In a related argument, James Connell and Alka Pradhan, representing defendant Amar al Baluchi, sought to dismiss three of the charged offenses—conspiracy, terrorism, and hijacking—arguing that these were not war crimes on 9/11. Charging these offenses, they asserted, would violate the Constitution’s ex post facto clause, which prohibits retroactively criminalizing conduct that was not a chargeable offense when performed.

Pradhan referred to supporting affidavits submitted by Professor of International Law Marco Sassòli and former U.S. Ambassador at Large for War Crimes Issues David Scheffer.  Pradhan noted that Scheffer’s declaration referred to the military commission’s charge sheet as “sloppy,” and called including terrorism charges akin to “trying to fit the square peg of terrorism into the circular hole of the law of war.”

Chief Prosecutor Brigadier-General Mark Martins maintained that conspiracy, terrorism, and hijacking were offenses under what he called the “U.S. common law of war.” To be dismissed, Martins argued, these three charges would need to clearly violate the Constitution. Martins said this was not the case and cited to prior U.S. cases where he asserted similar offenses were charged.

Wilkinson countered, “There is no such separate body of law” called the “U.S. common law of war.” Rather, the common law of war “is a type of international law” that “must line up with a general practice among other nations.” If U.S. practice does not line up this general practice, he argued, this would render the United States “out of step” with the law of war.

Seven family members of victims of the 9/11 attacks attended the week’s hearings. At the closing press conference, several expressed frustration with the slow pace of the case. Stephen Hagis, whose son was killed in the twin towers, said: “I just want justice done,” adding, “Before I leave this world I would like to see this resolved.” Rosemary Dillard, whose husband was killed on American Airlines Flight 77, said she had attended the federal court trial of Zacharias Moussaoui. “I just want them found guilty,” she said.

Chances of the trial beginning any time soon remain slim. Pretrial motions aside, resources are stretched at Guantanamo, where only one courtroom is used for the three cases currently before the commissions. Noting that all three have 20 weeks of hearings scheduled in 2018, Judge Pohl expressed his frustration to the prosecution: “This case will not become a night court.”

Transferring the case to federal court would significantly speed up the process. This would also resolve the jurisdictional issues that were argued last week, as federal courts are not limited to only violations of the laws of war. Indeed, the U.S. government once considered federal court to be the proper venue for the 9/11 defendants, indicting them in the Southern District of New York in November, 2009.

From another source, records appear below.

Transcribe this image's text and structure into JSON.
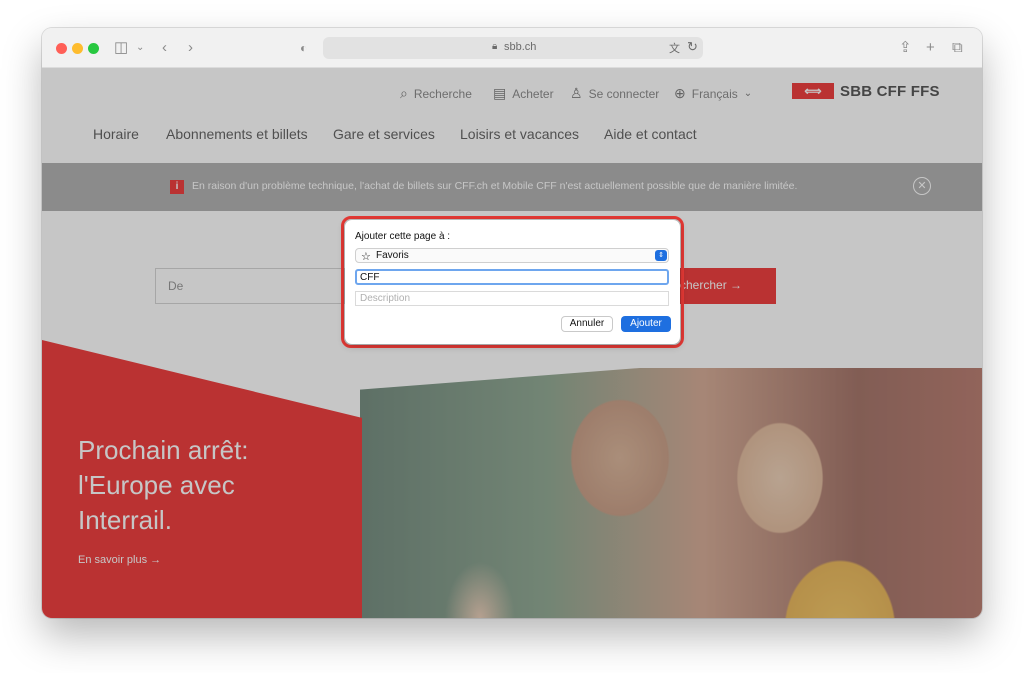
{
  "browser": {
    "url": "sbb.ch",
    "icons": {
      "sidebar": "sidebar-icon",
      "back": "chevron-left-icon",
      "forward": "chevron-right-icon",
      "privacy": "shield-icon",
      "share": "share-icon",
      "new_tab": "plus-icon",
      "tabs": "tab-overview-icon",
      "lock": "lock-icon",
      "translate": "translate-icon",
      "reload": "reload-icon"
    }
  },
  "site": {
    "utility": {
      "search_label": "Recherche",
      "buy_label": "Acheter",
      "login_label": "Se connecter",
      "language_label": "Français"
    },
    "logo_text": "SBB CFF FFS",
    "nav": [
      "Horaire",
      "Abonnements et billets",
      "Gare et services",
      "Loisirs et vacances",
      "Aide et contact"
    ],
    "banner_message": "En raison d'un problème technique, l'achat de billets sur CFF.ch et Mobile CFF n'est actuellement possible que de manière limitée.",
    "search_from_placeholder": "De",
    "search_button_label": "chercher →",
    "hero_title": "Prochain arrêt: l'Europe avec Interrail.",
    "hero_link_label": "En savoir plus →"
  },
  "dialog": {
    "heading": "Ajouter cette page à :",
    "folder_value": "Favoris",
    "title_value": "CFF",
    "description_placeholder": "Description",
    "cancel_label": "Annuler",
    "add_label": "Ajouter"
  },
  "colors": {
    "brand_red": "#eb0000",
    "accent_blue": "#1e6fe0",
    "highlight_ring": "#e53935"
  }
}
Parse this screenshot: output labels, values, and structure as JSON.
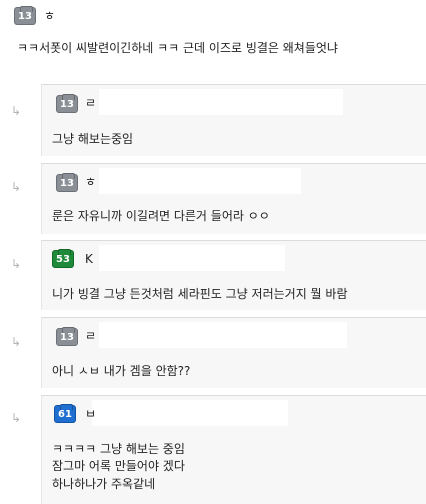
{
  "main_comment": {
    "badge": "13",
    "name": "ㅎ",
    "text": "ㅋㅋ서폿이 씨발련이긴하네 ㅋㅋ 근데 이즈로 빙결은 왜쳐들엇냐"
  },
  "replies": [
    {
      "badge": "13",
      "badge_color": "#8a8f96",
      "name": "ㄹ",
      "lines": [
        "그냥 해보는중임"
      ]
    },
    {
      "badge": "13",
      "badge_color": "#8a8f96",
      "name": "ㅎ",
      "lines": [
        "룬은 자유니까 이길려면 다른거 들어라 ㅇㅇ"
      ]
    },
    {
      "badge": "53",
      "badge_color": "#1f8a3a",
      "name": "K",
      "lines": [
        "니가 빙결 그냥 든것처럼 세라핀도 그냥 저러는거지 뭘 바람"
      ]
    },
    {
      "badge": "13",
      "badge_color": "#8a8f96",
      "name": "ㄹ",
      "lines": [
        "아니 ㅅㅂ 내가 겜을 안함??"
      ]
    },
    {
      "badge": "61",
      "badge_color": "#1f6fd1",
      "name": "ㅂ",
      "lines": [
        "ㅋㅋㅋㅋ 그냥 해보는 중임",
        "잠그마 어록 만들어야 겠다",
        "하나하나가 주옥같네"
      ]
    }
  ],
  "icons": {
    "reply_arrow": "reply-arrow-icon",
    "level_badge": "level-badge-icon"
  }
}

However, Congress promptly passed a law banning any transfers from Guantanamo to the United States, effectively prohibiting a federal court trial. That law is part of the National Defense Authorization Act (NDAA), which is up for reconsideration next month in Congress. President Trump has been emphatic that he is tough on terrorism. But the NDAA’s de facto ban on trying anyone held at Guantanamo in federal court robs the government of the important tool of a credible and efficient criminal prosecution in countering the terrorist threat.

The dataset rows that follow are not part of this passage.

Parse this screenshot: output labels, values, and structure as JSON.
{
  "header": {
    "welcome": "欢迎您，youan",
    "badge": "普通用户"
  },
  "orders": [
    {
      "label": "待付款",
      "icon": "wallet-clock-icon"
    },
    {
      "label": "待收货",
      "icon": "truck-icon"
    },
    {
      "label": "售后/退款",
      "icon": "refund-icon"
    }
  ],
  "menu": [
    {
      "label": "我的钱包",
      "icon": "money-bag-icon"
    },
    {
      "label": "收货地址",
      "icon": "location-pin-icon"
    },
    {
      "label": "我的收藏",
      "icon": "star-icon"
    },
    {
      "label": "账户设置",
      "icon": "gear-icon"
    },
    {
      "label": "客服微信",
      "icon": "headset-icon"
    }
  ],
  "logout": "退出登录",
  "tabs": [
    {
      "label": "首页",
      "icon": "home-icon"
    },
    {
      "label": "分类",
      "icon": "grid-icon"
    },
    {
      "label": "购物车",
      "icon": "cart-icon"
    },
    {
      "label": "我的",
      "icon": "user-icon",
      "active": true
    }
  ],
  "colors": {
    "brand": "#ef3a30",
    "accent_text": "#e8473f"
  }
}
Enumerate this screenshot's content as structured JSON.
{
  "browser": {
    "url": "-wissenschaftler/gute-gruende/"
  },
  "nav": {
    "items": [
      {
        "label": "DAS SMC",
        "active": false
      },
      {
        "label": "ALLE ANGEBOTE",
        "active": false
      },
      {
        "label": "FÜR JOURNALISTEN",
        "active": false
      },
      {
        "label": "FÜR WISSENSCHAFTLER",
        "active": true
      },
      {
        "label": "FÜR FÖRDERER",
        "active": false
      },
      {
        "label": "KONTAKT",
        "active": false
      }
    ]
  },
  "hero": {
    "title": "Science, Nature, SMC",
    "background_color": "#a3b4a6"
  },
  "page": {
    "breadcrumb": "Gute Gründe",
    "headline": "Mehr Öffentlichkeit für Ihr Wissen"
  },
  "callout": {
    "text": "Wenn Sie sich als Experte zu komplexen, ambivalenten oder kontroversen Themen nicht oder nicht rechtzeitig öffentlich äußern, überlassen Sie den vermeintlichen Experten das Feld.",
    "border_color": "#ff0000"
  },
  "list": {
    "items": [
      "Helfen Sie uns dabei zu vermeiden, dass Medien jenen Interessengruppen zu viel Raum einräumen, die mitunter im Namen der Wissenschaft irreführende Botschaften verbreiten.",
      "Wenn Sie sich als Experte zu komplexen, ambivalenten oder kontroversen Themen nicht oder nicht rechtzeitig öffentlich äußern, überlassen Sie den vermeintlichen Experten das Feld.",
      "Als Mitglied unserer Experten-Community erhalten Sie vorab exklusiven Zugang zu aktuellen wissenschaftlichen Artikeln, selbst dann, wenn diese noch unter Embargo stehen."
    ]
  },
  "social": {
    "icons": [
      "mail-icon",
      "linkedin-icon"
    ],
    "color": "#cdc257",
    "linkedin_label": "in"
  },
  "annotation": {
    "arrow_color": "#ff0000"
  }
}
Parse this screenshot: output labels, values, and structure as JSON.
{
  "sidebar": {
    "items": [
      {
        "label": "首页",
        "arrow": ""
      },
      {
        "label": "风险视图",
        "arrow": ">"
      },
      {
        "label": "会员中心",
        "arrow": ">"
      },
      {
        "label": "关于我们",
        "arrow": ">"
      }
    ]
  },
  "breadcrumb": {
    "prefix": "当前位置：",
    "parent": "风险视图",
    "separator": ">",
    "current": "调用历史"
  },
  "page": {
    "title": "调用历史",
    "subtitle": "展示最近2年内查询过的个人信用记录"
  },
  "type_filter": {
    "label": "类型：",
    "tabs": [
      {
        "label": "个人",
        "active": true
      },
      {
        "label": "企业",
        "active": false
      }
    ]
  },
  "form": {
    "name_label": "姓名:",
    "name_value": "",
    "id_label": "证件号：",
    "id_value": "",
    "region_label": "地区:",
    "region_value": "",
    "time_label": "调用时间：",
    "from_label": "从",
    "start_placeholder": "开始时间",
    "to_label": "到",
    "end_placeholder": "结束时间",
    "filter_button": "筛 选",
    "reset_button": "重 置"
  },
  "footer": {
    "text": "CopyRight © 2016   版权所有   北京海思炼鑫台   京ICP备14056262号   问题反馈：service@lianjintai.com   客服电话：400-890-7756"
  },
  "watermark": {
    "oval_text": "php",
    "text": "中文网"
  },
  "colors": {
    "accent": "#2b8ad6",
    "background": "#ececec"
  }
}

If the ban remains in place, there will be no choice but to continue muddling through in the military commissions, where there is no right to a speedy trial. Rather than hearing evidence of crimes and a jury to render a verdict, we will instead continue to hear about fitting 60 weeks of hearings into a 52-week year and arguments over when the war began.

The real trial of this historic case, meanwhile, won’t start anytime soon.